In large scale companies, financial statements have been run in such a neat way by an accountant. Because the report does not only function to calculate income. However, it also functions as a source of information for making policies in facing business competition. Also, at the same time as evidence of accountability in tax returns. In small and medium scale businesses, financial statements are also very necessary if indeed the business owner wants the managed businesses to continue to develop and have a clear direction.

Keep in mind to make your financial statements cannot be separated from the science of accounting. Therefore, you need to be really careful in choosing the best accountant for your company. You can find it at lokalerevisorer.dk. You also need to understand a little about the accounting cycle and some terms in accounting. It sounds complicated, but you don’t need to worry. Because these terms will not make you dizzy if only to make simple financial statements.

Because studying the accounting cycle, the time required is not short. We will not discuss many things about accounting here, but only accounting principles are used to simulate these financial statements. Simply based on its activities, the accounting cycle contains several activities, namely recording, classification, summarizing, and financial statements.

Types of Financial Statements

  1. Balance Sheet

In principle, the balance sheet is intended to determine the financial position of a company or business in a certain period. The balance sheet is part of the financial statements that are made once a year. A balance sheet is needed to find out the value of a company after carrying out various activities related to finance. In essence, the value of a company may increase or decrease after a variety of transactions.

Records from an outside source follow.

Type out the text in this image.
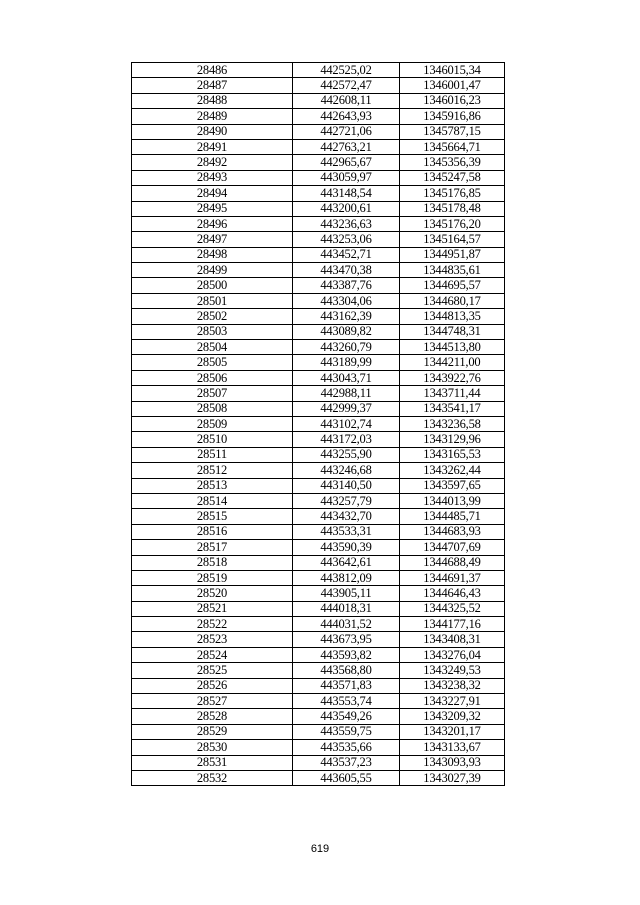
28486	442525,02	1346015,34
28487	442572,47	1346001,47
28488	442608,11	1346016,23
28489	442643,93	1345916,86
28490	442721,06	1345787,15
28491	442763,21	1345664,71
28492	442965,67	1345356,39
28493	443059,97	1345247,58
28494	443148,54	1345176,85
28495	443200,61	1345178,48
28496	443236,63	1345176,20
28497	443253,06	1345164,57
28498	443452,71	1344951,87
28499	443470,38	1344835,61
28500	443387,76	1344695,57
28501	443304,06	1344680,17
28502	443162,39	1344813,35
28503	443089,82	1344748,31
28504	443260,79	1344513,80
28505	443189,99	1344211,00
28506	443043,71	1343922,76
28507	442988,11	1343711,44
28508	442999,37	1343541,17
28509	443102,74	1343236,58
28510	443172,03	1343129,96
28511	443255,90	1343165,53
28512	443246,68	1343262,44
28513	443140,50	1343597,65
28514	443257,79	1344013,99
28515	443432,70	1344485,71
28516	443533,31	1344683,93
28517	443590,39	1344707,69
28518	443642,61	1344688,49
28519	443812,09	1344691,37
28520	443905,11	1344646,43
28521	444018,31	1344325,52
28522	444031,52	1344177,16
28523	443673,95	1343408,31
28524	443593,82	1343276,04
28525	443568,80	1343249,53
28526	443571,83	1343238,32
28527	443553,74	1343227,91
28528	443549,26	1343209,32
28529	443559,75	1343201,17
28530	443535,66	1343133,67
28531	443537,23	1343093,93
28532	443605,55	1343027,39
619
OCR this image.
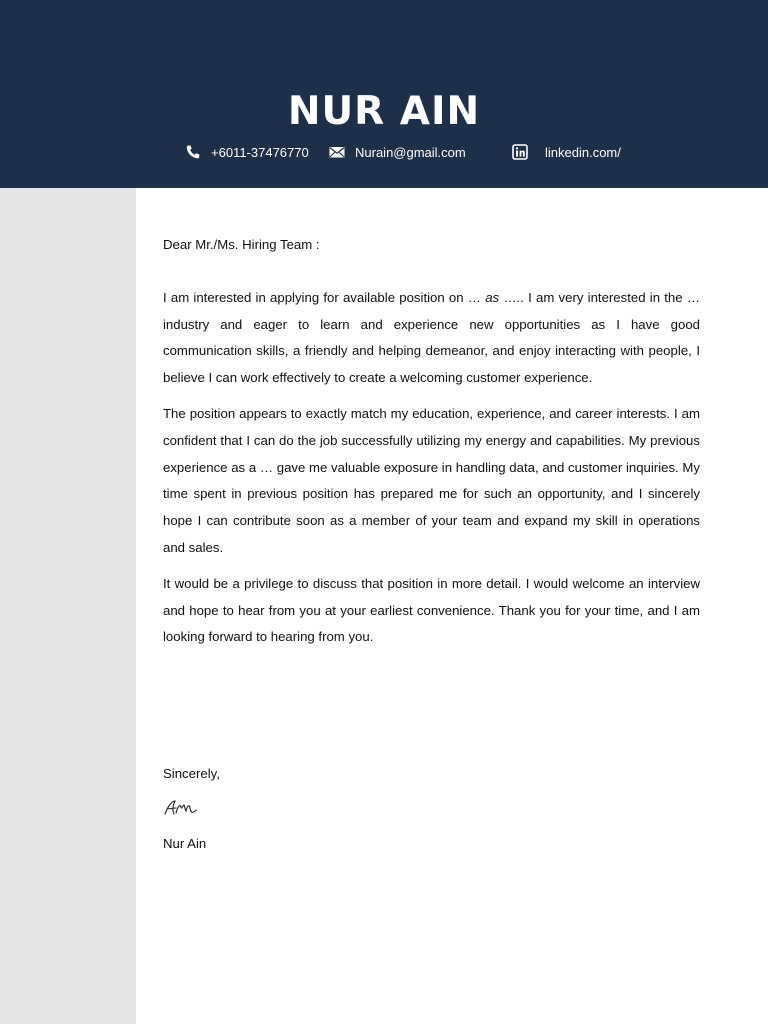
NUR AIN
+6011-37476770	Nurain@gmail.com	linkedin.com/

Dear Mr./Ms. Hiring Team :

I am interested in applying for available position on … as ….. I am very interested in the … industry and eager to learn and experience new opportunities as I have good communication skills, a friendly and helping demeanor, and enjoy interacting with people, I believe I can work effectively to create a welcoming customer experience.

The position appears to exactly match my education, experience, and career interests. I am confident that I can do the job successfully utilizing my energy and capabilities. My previous experience as a … gave me valuable exposure in handling data, and customer inquiries. My time spent in previous position has prepared me for such an opportunity, and I sincerely hope I can contribute soon as a member of your team and expand my skill in operations and sales.

It would be a privilege to discuss that position in more detail. I would welcome an interview and hope to hear from you at your earliest convenience. Thank you for your time, and I am looking forward to hearing from you.

Sincerely,
Nur Ain
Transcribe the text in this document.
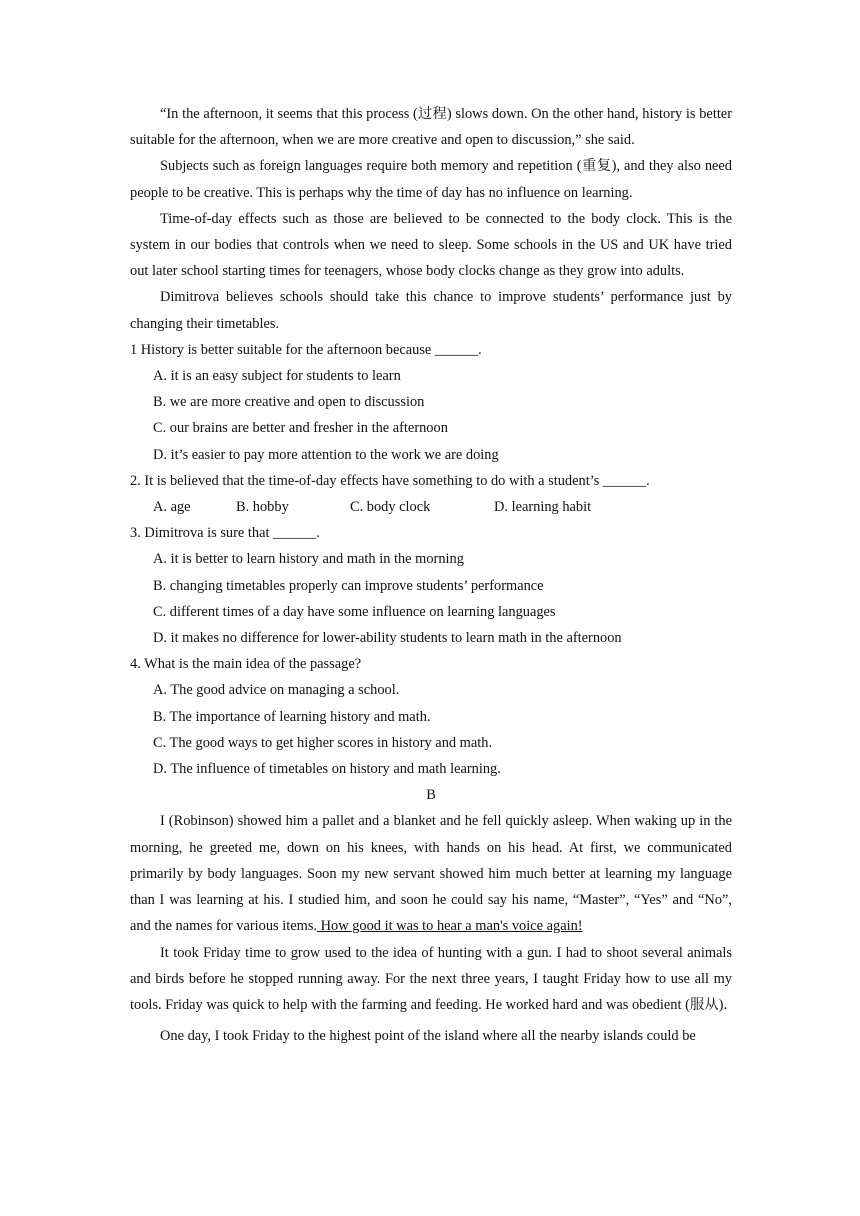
“In the afternoon, it seems that this process (过程) slows down. On the other hand, history is better suitable for the afternoon, when we are more creative and open to discussion,” she said.

Subjects such as foreign languages require both memory and repetition (重复), and they also need people to be creative. This is perhaps why the time of day has no influence on learning.

Time-of-day effects such as those are believed to be connected to the body clock. This is the system in our bodies that controls when we need to sleep. Some schools in the US and UK have tried out later school starting times for teenagers, whose body clocks change as they grow into adults.

Dimitrova believes schools should take this chance to improve students’ performance just by changing their timetables.

1 History is better suitable for the afternoon because ______.

A. it is an easy subject for students to learn

B. we are more creative and open to discussion

C. our brains are better and fresher in the afternoon

D. it’s easier to pay more attention to the work we are doing

2. It is believed that the time-of-day effects have something to do with a student’s ______.

A. age	B. hobby	C. body clock	D. learning habit

3. Dimitrova is sure that ______.

A. it is better to learn history and math in the morning

B. changing timetables properly can improve students’ performance

C. different times of a day have some influence on learning languages

D. it makes no difference for lower-ability students to learn math in the afternoon

4. What is the main idea of the passage?

A. The good advice on managing a school.

B. The importance of learning history and math.

C. The good ways to get higher scores in history and math.

D. The influence of timetables on history and math learning.

B

I (Robinson) showed him a pallet and a blanket and he fell quickly asleep. When waking up in the morning, he greeted me, down on his knees, with hands on his head. At first, we communicated primarily by body languages. Soon my new servant showed him much better at learning my language than I was learning at his. I studied him, and soon he could say his name, “Master”, “Yes” and “No”, and the names for various items. How good it was to hear a man's voice again!

It took Friday time to grow used to the idea of hunting with a gun. I had to shoot several animals and birds before he stopped running away. For the next three years, I taught Friday how to use all my tools. Friday was quick to help with the farming and feeding. He worked hard and was obedient (服从).

One day, I took Friday to the highest point of the island where all the nearby islands could be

The balance sheet has several elements that can be broadly divided into three: assets, liabilities, and capital. Assets are all assets owned by a company, consisting of current assets, fixed assets, and intangible assets, such as trademarks, patents, and so forth. While liabilities can include current debt and long-term debt. Capital is the difference between the two assets, after deducting debt.

  1. Income Statement

In accordance with the term, the profit/loss statement contains a report on the difference in income after deducting costs or expenses. The profit/loss statement can be used to take policy or as a basis for measurements such as to measure the rate of return on investment or earnings per share.

  1. Statement of Changes in Equity

Equity in accounting can be interpreted as the capital or wealth of an entity. Entities here can be companies, shops, and so on. Equity is obtained from the difference in the number of assets (assets) after deducting liabilities (liabilities). A statement of changes in equity means a report that contains all changes to equity for a period.

  1. Cash Flow Statement

The cash flow statement contains all information relating to cash in and out within a specified period. Because it relates to the time of recording, the cash flow statement also applies as a condition to the historical changes in cash information.

  1. Notes to the Financial Statements

Notebooks on financial statements are needed as a place to record additional information on the financial statements. The explanation in the note can be narrative or detailed in the amount and other information.